I'm asking you because you're the one who just laid the blame of the last 2000 years of bad things on Christ's teachings, and not on mankind's natural behavior. Somehow it was what Christ taught, because it didn't stop people from doing bad things.
So... you literally look at events like the Crusades, anti-semitism, slavery, the treatement of native Americans or any number of horrors done by Christians in the name of Christ and with the authority and sanction of the Christian church .... and admit absolutely no relationship between any of that and Christianity? No, Christianity isn't just the teachings of Christ, any more than any religion, or American law is just the Constitution. Christianity is also what Christians do, it's politics and government and militarism, culture and pop culture. Dogma and folklore.
What I'd like to be talking about is the relationship between the Christian religion and Western imperialism and the consequences of Christian conquest on the narratives of history (specifically the narratives of groups oppressed by that religion.) What you're engaging in is pedantry and a gross application of what I'll call the True Christian fallacy. Fair enough. We can't have a conversation about this.
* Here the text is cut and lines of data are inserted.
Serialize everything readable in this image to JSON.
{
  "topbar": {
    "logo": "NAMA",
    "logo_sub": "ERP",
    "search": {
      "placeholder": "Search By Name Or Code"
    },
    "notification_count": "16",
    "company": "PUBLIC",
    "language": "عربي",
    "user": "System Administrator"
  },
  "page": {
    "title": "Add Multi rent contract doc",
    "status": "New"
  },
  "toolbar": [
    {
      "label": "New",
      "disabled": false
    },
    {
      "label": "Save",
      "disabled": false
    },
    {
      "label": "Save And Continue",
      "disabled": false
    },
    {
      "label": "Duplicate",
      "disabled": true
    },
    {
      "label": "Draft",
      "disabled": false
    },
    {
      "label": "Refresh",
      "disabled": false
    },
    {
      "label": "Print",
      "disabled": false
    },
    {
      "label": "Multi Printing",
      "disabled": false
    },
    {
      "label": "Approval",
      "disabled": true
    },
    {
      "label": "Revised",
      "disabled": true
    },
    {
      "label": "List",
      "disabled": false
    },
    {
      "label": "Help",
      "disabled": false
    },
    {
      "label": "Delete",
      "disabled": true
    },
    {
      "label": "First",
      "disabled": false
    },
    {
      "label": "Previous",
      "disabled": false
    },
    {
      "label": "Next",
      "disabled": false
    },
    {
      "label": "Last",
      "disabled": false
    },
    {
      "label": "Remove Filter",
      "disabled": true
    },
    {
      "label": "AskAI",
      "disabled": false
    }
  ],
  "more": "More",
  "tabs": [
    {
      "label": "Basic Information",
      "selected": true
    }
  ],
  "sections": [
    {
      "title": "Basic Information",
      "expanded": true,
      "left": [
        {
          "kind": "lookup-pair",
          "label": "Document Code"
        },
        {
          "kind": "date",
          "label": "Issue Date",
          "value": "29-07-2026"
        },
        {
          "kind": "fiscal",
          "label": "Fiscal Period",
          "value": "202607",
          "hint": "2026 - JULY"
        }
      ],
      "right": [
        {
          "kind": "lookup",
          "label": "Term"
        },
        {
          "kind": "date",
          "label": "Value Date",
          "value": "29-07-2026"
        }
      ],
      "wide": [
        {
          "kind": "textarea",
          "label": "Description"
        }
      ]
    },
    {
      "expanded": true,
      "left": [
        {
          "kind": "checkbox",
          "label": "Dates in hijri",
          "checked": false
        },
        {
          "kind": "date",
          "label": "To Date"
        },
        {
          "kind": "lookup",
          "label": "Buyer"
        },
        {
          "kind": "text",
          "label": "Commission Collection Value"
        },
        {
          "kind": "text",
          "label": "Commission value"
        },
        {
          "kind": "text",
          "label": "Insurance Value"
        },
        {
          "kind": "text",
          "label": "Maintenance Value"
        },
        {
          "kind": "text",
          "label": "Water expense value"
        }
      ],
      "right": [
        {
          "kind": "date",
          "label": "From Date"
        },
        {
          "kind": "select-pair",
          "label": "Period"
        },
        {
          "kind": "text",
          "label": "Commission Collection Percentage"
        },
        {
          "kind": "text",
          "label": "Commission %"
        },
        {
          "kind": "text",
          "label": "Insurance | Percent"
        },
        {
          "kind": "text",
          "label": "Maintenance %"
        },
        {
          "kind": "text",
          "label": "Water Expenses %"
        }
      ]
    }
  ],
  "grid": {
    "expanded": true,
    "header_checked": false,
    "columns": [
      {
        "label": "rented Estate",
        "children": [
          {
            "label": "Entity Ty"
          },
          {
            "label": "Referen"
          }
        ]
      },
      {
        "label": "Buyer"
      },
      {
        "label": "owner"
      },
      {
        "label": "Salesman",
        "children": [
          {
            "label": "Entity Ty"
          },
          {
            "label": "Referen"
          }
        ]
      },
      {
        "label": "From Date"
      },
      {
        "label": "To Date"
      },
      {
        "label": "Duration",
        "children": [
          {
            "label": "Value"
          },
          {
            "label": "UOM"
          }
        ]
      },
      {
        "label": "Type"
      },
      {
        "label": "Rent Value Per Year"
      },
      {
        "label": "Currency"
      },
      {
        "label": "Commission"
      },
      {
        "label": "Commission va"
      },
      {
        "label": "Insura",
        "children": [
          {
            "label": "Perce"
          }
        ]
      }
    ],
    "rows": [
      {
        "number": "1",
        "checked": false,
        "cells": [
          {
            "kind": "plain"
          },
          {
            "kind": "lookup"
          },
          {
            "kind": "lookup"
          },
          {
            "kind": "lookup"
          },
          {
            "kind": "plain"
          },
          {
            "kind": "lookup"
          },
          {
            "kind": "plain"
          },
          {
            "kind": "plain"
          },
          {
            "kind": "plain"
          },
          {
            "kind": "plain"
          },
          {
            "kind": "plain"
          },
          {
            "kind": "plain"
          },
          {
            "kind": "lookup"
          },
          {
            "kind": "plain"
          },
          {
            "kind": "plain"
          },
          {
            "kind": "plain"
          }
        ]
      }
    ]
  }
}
Good night.
When you use circular definitions, as you're doing now, you can re-define a word to be whatever is convenient to you. If Christianity is also defined by what Christians do, then what defines a Christian? You have to ground it in a concrete definition at some point, and that definition is: the teachings of Christ. If a Christian acts in a way that is against the teachings of Christ, then that is not Christian behavior, and is not representative of Christianity. That's a pretty simple and unambiguous concept.
Your "No True Scotsman" variant just shows that you don't really grasp this idea. Ironically, what you're doing by making Christianity a grab-bag of bad behavior from people you don't like, instead of grounding it in a clear and unambiguous definition, is a clever perversion of this fallacy.